Social Worker (MSW)

Saint Francis Health System
Hybrid

About The Position

Provides skilled interventions for patient and family crises, problem-solving, decision-making, advocacy, and facilitation related to life-changing events. Addresses psychosocial and socioeconomic issues while adhering to hospital policies. Integrates social work plans into overall patient care through interdisciplinary collaboration. Provides comprehensive case management, discharge planning, continuing care services, clinical social work, crisis intervention, and patient/family education. Handles issues related to abuse, neglect, advanced directives, psychiatric placements, and end-of-life care. Utilizes hospital and community resources, facilitates insurance coverage, and documents patient care plans. Collaborates on complex discharge and transitional planning. Encourages professional development and participates in community education.

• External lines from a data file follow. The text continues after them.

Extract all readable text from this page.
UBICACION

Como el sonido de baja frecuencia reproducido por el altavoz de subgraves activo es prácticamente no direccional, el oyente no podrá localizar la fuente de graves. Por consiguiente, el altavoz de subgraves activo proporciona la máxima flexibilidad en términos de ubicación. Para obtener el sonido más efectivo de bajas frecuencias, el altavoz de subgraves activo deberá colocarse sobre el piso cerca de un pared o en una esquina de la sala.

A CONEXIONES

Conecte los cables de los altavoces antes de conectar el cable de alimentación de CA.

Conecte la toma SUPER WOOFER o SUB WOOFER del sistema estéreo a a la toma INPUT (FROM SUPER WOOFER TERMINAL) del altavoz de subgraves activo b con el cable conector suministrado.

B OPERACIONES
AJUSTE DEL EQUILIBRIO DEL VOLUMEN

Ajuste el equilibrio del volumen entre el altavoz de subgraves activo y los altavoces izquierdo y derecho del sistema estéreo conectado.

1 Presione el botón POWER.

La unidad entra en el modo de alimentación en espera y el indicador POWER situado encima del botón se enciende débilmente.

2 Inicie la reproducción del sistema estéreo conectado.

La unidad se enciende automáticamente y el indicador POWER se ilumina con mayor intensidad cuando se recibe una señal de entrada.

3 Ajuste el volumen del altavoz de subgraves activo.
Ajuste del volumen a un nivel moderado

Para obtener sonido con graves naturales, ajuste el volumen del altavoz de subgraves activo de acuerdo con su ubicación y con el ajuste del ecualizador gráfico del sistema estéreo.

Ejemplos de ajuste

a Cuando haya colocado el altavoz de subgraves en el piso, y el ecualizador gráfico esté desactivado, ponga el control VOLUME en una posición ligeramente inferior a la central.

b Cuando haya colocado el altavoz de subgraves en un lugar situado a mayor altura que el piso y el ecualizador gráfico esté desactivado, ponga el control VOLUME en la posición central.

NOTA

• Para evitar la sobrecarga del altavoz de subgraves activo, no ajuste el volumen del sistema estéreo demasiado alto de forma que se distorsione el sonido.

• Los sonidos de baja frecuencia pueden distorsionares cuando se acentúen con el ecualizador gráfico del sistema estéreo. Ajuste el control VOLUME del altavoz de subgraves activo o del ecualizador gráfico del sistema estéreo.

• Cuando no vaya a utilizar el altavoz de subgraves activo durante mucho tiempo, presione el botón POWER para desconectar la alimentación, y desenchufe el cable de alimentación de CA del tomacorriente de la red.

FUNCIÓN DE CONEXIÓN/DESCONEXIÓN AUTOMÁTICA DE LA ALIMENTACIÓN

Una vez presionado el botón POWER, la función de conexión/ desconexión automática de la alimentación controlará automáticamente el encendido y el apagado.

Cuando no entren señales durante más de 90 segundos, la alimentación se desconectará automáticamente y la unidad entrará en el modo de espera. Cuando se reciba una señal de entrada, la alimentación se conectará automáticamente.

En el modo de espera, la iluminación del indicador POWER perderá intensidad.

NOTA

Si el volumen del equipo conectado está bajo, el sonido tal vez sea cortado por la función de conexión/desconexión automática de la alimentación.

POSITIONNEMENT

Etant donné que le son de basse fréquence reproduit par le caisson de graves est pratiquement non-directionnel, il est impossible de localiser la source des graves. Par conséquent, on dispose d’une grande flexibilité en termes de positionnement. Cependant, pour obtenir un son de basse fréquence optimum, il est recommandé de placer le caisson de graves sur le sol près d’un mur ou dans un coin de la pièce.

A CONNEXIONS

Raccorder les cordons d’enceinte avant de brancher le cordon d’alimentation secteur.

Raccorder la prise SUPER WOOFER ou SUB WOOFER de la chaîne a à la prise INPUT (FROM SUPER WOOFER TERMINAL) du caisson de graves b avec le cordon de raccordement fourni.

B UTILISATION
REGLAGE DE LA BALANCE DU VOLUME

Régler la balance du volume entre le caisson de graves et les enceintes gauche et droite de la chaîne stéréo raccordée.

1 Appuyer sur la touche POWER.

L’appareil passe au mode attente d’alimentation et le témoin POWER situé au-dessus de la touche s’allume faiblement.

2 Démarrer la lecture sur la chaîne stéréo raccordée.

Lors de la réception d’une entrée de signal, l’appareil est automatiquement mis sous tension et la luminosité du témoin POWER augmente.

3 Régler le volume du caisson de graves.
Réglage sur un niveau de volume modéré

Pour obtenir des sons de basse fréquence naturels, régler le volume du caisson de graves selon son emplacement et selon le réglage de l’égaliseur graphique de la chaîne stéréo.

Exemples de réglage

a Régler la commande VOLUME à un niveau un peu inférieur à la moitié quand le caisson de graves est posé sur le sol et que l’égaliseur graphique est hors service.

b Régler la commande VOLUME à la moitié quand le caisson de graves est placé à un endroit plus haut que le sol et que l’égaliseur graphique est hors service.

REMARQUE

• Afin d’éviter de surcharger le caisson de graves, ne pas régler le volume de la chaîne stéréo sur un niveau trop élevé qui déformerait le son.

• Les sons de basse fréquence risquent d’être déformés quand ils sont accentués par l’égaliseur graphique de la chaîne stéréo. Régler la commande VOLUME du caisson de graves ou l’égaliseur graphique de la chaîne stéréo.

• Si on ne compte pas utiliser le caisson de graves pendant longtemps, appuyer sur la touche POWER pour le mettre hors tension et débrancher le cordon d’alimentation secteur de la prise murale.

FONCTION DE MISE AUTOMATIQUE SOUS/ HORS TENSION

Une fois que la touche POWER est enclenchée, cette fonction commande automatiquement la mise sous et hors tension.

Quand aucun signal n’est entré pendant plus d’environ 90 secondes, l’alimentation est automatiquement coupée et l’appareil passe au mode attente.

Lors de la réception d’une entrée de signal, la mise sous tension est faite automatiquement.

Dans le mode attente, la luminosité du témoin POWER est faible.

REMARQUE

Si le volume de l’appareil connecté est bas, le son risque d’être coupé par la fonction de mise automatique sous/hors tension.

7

This position is safety-sensitive.

Requirements

  • Completion of Masters of Social Work or closely related degree from an accredited program.
  • Must be computer literate.

Nice To Haves

  • Licensed Medical Social Worker or Licensed Clinical Social Worker Required.
  • LCSW (Licensed Clinical Social Worker) or LPC (Licensed Practical Counselor) preferred.
  • Experience in hospital or community health agency is preferred.
  • Prior experience with assigned patient population may be required.
  • Additional language fluency in addition to English may be preferred.

Responsibilities

  • Receives referrals and assesses patients and families/significant others referred to social work service in a timely manner.
  • Integrates social work plan into overall patient care through interdisciplinary collaboration.
  • Provides skilled Social Work services in comprehensive case management, discharge planning, continuing care services, advocacy, clinical social work services, crisis intervention, and patient/family education.
  • Provides skilled social work services in areas of abuse and neglect, advanced directives, psychiatric placements/issues, and end-of-life issues.
  • Understands and utilizes hospital and community-based resources and entitlements.
  • Refers patients, families/significant others, and hospital staff to appropriate services to ensure continuity and quality of care.
  • Develops and utilizes specialized knowledge of resources related to the needs of specific patient populations.
  • Facilitates efforts to obtain insurance coverage for hospital and community-based services.
  • Documents the patient care plan, staff interventions, and outcomes promptly and completely in the patient's medical record.
  • Completes statistical reports as required by the department and other programs.
  • Collaborates with the interdisciplinary team to develop complex discharge plans prospectively and conduct transitional planning for patients moving to nursing homes and other facilities.
  • Continues and encourages professional development through supervision, attendance at hospital and community conferences, and mandatory in-service training.
  • Participates in community education and support group activities as approved.